What Happened to the Gold Standard?
In 1971, the United States significantly shifted its monetary policy by abandoning the gold standard. This decision, known as the “Nixon Shock,” was a turning point in the nation’s economic history and has had lasting effects on the global financial system.
The gold standard, which had been in place in various forms since the 19th century, tied the value of the US dollar to a specific amount of gold. This system ensured that the currency had a tangible backing, providing stability and confidence in its value. The Bretton Woods Agreement, established in 1944, further solidified the gold standard’s role in the international monetary system by pegging other currencies to the US dollar, which was convertible into gold.
By the late 1960s, however, the US faced mounting economic challenges. The costs of the Vietnam War and President Lyndon B. Johnson’s Great Society programs had led to significant budget deficits. The government was trying to spend money that it did not have. Additionally, other countries were beginning to question the stability of the US dollar and started redeeming their dollars for gold. This put immense pressure on the US gold reserves, which were rapidly dwindling.
In response to these pressures, President Richard Nixon announced on August 15, 1971, that the US would no longer convert dollars into gold. This decision effectively ended the Bretton Woods system. It marked the beginning of a new era of fiat currency, where the value of money is not tied to any physical commodity but is instead based on government decree.
The Consequences of Abandoning the Gold Standard
The transition to fiat currency had significant implications for the US and the global economy. Without the constraints of the gold standard, the US government gained greater flexibility in its monetary policy. This allowed for more aggressive measures to manage economic cycles, such as adjusting interest rates and controlling the money supply. This control allowed the government to spend money without having to back it up with physical gold. Gold no longer needed to be available for foreign entities that wanted to trade their dollars for gold. If the government needed money, they could create it out of thin air.

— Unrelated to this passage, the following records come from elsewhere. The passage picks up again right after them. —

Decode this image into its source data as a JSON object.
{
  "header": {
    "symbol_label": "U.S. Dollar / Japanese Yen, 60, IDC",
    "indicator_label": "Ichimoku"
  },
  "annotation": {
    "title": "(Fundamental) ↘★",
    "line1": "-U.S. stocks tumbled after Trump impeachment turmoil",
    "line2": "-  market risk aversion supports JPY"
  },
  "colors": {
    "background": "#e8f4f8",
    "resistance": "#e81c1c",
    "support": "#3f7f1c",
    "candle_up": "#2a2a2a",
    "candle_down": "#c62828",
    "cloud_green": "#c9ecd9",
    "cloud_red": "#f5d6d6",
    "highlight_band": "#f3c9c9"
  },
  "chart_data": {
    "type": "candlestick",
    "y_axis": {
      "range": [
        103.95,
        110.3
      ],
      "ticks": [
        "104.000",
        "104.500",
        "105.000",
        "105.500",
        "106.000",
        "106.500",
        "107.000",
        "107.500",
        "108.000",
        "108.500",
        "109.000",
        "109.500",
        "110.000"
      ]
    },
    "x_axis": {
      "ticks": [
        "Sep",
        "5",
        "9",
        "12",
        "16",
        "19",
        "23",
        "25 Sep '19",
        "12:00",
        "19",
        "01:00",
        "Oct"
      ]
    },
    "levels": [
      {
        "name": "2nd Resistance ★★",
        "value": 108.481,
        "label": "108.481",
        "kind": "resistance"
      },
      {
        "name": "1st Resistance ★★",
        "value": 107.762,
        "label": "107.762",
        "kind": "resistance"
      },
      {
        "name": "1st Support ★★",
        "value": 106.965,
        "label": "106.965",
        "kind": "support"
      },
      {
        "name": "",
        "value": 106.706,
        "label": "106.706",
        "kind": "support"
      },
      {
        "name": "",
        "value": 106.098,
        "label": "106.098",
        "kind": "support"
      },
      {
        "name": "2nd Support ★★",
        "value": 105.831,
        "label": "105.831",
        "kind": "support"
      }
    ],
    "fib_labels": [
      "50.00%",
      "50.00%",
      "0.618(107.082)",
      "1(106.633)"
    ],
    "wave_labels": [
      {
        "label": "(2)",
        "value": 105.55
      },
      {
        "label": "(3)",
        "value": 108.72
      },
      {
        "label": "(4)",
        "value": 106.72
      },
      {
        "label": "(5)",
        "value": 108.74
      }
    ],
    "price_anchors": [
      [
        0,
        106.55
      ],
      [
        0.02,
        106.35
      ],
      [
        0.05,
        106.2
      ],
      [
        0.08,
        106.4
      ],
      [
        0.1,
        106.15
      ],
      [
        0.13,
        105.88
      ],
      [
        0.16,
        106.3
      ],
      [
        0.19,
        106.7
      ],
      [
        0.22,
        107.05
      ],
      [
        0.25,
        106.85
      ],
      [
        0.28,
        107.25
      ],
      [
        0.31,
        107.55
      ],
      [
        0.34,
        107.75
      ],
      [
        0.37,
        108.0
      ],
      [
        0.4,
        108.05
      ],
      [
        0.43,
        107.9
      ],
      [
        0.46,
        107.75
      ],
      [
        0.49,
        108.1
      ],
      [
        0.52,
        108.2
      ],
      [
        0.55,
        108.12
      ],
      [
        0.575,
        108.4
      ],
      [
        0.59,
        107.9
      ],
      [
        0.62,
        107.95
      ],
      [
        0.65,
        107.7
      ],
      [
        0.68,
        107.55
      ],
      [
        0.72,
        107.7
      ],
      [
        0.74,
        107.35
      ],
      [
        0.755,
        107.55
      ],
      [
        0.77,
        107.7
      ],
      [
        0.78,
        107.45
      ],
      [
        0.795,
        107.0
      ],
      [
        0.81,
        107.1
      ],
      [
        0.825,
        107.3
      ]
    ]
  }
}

However, this newfound flexibility came with obvious problems. The absence of a tangible backing for the currency opened the door to fiscal irresponsibility. The US national debt began to soar, and the government increasingly relied on printing money to finance its expenditures. This led to a devaluation of the dollar and a loss of purchasing power for ordinary citizens. Since 1971, on average, prices have increased by approximately 632%. In other words, what cost $1 in 1971 would now cost around $7.32. Just since 2020, costs have increased by 22.8%. This is all based on the assumption that the Consumer Price Index is accurate. There are many reasons to believe that the percentages are incorrect based on biased ways of reporting price increases.
According to the Shadow Government Statistics (SGS) Alternate CPI, which uses methodologies from before the 1980s and 1990s changes to the official CPI calculation, the inflation rate would be significantly higher than the official CPI. While the official CPI might report an inflation rate of around 85-86% since 1971, the SGS Alternate CPI indicates that if inflation were calculated using the pre-1980 methodology, the cumulative inflation rate since 1971 would be around 1,000%. Regardless of the methodology, the point is this: the dollar has and continues to lose value rapidly.
Inflation became a persistent issue, eroding the value of savings and disproportionately affecting those with fixed incomes. The centralization of monetary control in the hands of policymakers, particularly the Federal Reserve, also concentrated economic power and introduced the risk of policy errors and market distortions.
A Call for Sound Money
The abandonment of the gold standard marked a significant departure from sound monetary principles. This move has led to fiscal irresponsibility, inflation, and the centralization of power. A return to a system of sound money, backed by tangible assets like gold or silver, would restore economic stability and safeguard individual freedoms in the face of an increasingly interventionist monetary policy.
Unfortunately, we cannot control what the government does with our money alone. However, we can implement the same principles that we want the government to implement. Instead of relying solely on Fiat currency, we can back our wealth by investing in gold and silver. The price of gold has increased by approximately 8,300% since 1971. This is why gold is the best way to avoid the adverse effects of inflation.